I discussed how bottlenose dolphins scan the environment to make a decision and thus which performance strategies they adopted to solve the discrimination task. I also compared the performance in an identical echolocation task for porpoises (Wisniewska et al. 2012).
- One of the dolphins used the same strategy in all sessions, showing a curving approach for the decision-making. This could be explained by some strategy adopted by other cetaceans swimming in circles to surround schools of fish or prey (Benoit-Bird, et al. 2009). This happened with one of the porpoises in Wisniewska et al. (2012) which frequently made curving approaches to the targets, covering larger distances and contributing to the longer trial durations.
- In the case of the harbor porpoises, they made mistakes in 1.5–4% of trials with the PVC comparison target, 3–5% of trials with the brass target and 5–43% of trials with the steel target (Wisniewska et al. 2012). Thus, their errors percentages are lower than for both dolphins, and for all types of material. The better performance by the porpoises could be explained by them having been trained in many previous echolocation tasks, whereas the dolphins used here had never been trained in such contexts.
- The difficulty for both animals increased when discriminating the steel and aluminum spheres, for which the echoes had similar spectra due to the smaller impedance differences between these materials (Au, 1993).
- The aluminum sphere (the standard one), gives a rather even temporal signature, whilst the plastic gives a more complicated echo and lot of notches in the spectrum.

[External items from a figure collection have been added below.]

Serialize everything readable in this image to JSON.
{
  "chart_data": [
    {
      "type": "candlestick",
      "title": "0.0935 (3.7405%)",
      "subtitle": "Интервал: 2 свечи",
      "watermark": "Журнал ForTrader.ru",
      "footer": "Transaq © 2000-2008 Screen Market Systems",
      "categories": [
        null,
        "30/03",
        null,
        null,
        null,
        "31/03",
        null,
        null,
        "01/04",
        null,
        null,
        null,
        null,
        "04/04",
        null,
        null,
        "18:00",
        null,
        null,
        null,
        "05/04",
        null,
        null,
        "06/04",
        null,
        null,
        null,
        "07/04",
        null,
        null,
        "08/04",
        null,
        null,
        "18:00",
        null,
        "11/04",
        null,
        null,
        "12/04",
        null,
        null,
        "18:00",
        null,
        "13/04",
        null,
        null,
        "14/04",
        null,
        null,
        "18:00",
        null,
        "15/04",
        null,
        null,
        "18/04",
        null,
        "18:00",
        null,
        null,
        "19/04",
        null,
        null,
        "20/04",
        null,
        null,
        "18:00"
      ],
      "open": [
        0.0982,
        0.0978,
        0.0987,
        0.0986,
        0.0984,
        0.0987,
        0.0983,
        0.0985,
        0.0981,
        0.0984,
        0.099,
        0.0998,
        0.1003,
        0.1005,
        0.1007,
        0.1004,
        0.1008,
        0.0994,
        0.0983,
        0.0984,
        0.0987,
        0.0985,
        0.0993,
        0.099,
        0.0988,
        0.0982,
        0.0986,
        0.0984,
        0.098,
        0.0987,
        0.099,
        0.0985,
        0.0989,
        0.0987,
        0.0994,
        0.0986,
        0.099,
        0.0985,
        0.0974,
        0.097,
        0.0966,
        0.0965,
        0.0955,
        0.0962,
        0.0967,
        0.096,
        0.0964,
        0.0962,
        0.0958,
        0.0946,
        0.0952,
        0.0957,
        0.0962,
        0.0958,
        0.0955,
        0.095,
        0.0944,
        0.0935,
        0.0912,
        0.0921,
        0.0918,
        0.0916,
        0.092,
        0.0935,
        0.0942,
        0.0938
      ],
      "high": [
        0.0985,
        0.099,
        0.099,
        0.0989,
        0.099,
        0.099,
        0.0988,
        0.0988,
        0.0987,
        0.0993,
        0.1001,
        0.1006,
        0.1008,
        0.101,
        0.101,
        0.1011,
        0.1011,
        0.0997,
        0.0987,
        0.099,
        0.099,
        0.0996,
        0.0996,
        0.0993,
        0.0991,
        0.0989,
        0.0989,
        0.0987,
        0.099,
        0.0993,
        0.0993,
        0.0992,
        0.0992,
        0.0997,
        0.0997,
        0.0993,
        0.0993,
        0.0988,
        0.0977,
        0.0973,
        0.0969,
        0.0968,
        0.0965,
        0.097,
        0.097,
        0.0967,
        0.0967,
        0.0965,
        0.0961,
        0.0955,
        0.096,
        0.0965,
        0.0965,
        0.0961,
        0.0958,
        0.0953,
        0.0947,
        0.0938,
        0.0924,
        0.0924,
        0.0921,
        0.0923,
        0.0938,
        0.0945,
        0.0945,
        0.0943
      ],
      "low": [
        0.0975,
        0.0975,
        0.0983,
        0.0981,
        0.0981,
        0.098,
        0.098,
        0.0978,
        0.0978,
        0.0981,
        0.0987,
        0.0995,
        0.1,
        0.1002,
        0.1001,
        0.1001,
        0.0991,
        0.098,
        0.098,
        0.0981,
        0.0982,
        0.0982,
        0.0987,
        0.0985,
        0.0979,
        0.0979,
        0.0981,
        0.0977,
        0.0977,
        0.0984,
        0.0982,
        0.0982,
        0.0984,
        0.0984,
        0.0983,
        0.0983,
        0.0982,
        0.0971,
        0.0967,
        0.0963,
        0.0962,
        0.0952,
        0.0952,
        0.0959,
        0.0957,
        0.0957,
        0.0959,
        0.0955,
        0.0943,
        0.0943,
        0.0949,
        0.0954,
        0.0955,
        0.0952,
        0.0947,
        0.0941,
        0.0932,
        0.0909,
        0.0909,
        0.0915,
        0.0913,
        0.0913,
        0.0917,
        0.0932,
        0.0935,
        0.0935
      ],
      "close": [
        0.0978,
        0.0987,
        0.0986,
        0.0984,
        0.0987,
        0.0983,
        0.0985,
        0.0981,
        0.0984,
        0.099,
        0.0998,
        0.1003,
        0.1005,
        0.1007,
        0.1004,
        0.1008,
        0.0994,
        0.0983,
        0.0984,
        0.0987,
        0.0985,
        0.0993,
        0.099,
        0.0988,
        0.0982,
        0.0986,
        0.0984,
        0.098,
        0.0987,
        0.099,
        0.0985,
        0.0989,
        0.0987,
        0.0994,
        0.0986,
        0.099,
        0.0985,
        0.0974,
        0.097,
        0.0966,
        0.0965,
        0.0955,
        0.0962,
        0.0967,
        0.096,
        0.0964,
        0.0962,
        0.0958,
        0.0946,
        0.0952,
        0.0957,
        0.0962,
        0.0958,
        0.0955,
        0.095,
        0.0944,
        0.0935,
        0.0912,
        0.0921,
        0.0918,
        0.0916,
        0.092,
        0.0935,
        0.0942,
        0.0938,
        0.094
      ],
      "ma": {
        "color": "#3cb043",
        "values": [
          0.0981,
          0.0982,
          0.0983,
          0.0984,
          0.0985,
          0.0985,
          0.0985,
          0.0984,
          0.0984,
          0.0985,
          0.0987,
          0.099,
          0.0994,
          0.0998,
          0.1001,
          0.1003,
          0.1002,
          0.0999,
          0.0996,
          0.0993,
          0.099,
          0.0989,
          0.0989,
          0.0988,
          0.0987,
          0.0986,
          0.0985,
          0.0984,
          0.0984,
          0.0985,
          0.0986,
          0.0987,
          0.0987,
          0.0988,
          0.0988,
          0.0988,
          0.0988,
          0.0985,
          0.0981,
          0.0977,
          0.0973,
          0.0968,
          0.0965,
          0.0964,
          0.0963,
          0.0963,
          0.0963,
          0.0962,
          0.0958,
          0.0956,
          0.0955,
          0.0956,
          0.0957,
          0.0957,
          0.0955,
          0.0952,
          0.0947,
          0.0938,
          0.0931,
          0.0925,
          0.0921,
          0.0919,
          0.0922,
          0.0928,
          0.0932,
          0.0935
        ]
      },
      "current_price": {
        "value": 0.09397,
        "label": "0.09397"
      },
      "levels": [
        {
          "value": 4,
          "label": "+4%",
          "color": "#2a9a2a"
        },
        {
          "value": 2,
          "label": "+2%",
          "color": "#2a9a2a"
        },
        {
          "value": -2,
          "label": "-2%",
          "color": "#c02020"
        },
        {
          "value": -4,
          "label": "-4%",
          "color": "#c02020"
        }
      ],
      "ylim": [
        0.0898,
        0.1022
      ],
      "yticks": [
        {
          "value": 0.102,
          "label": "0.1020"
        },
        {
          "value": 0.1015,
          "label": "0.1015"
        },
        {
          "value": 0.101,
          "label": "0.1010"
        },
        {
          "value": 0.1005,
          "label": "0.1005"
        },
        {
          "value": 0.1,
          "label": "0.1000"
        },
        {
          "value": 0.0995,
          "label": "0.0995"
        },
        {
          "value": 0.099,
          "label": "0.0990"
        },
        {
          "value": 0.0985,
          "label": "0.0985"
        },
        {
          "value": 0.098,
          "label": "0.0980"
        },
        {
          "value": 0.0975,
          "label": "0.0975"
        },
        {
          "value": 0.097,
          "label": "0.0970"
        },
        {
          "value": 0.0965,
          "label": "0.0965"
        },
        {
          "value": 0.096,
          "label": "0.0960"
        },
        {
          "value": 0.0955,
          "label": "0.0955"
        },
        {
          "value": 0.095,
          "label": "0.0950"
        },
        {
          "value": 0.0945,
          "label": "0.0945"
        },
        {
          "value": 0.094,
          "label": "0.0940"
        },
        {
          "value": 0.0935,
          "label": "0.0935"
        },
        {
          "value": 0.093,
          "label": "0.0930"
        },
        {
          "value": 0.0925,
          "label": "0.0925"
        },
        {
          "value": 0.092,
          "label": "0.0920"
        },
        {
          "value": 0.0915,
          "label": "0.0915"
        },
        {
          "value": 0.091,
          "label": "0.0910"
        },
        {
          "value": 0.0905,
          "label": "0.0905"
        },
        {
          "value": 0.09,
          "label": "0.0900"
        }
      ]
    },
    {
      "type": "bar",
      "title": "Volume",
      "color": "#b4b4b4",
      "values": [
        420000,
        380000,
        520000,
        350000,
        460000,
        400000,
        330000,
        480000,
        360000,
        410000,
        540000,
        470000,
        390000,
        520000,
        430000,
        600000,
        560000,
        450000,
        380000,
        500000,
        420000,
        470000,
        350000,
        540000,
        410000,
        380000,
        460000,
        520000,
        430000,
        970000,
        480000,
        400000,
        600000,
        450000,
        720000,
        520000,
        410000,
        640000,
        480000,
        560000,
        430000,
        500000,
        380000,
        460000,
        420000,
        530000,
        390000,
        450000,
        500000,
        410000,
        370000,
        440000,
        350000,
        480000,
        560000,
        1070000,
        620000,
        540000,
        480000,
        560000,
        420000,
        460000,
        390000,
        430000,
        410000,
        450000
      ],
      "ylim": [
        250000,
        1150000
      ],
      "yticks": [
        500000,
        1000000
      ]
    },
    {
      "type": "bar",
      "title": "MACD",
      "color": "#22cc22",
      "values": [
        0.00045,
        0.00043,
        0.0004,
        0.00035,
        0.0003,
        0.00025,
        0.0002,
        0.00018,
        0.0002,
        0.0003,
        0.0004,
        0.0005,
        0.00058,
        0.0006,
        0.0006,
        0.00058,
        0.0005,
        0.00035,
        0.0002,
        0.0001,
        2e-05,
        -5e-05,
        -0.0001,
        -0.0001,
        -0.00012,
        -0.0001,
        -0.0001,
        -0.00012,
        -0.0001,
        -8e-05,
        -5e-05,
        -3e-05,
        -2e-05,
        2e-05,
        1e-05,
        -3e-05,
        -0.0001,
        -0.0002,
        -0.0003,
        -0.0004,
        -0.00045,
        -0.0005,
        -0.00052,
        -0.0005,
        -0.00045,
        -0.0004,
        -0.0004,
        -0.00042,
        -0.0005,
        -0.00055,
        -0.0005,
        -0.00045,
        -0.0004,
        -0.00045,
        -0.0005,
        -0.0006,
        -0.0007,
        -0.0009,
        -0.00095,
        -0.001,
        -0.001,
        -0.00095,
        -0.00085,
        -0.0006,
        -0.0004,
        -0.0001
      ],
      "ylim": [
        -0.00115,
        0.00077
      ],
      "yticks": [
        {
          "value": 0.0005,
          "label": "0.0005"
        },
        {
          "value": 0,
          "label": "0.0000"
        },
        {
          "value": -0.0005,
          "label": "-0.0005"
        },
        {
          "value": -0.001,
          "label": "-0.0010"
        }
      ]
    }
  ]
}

This supplies many spectral and temporal cues for the animals to distinguish between them.
- Our dolphins combined buzzes with horizontal (Schevill and Lawrence, 1956) and rotational head movements. These movements became pronounced when the dolphin was within the last meters from the target.
- An average of eight scans (i.e. four scans per target) was made during one trial for the porpoises (Wisniewska et al. 2012). This is twice as many scans made by the dolphins, which on average have four scans per trial.
CONCLUSIONS
I observed clear differences between individuals of the same species in terms of ability to discriminate and use echolocation, but similar interspecies performance in relation to the materials chosen with the difficulty of the task
Surprisingly dolphins performed poorer than harbour porpoises. It is not known if this is because the dolphins had no history of echolocation training like the porpoises did, or if porpoise sonar is better than assumed.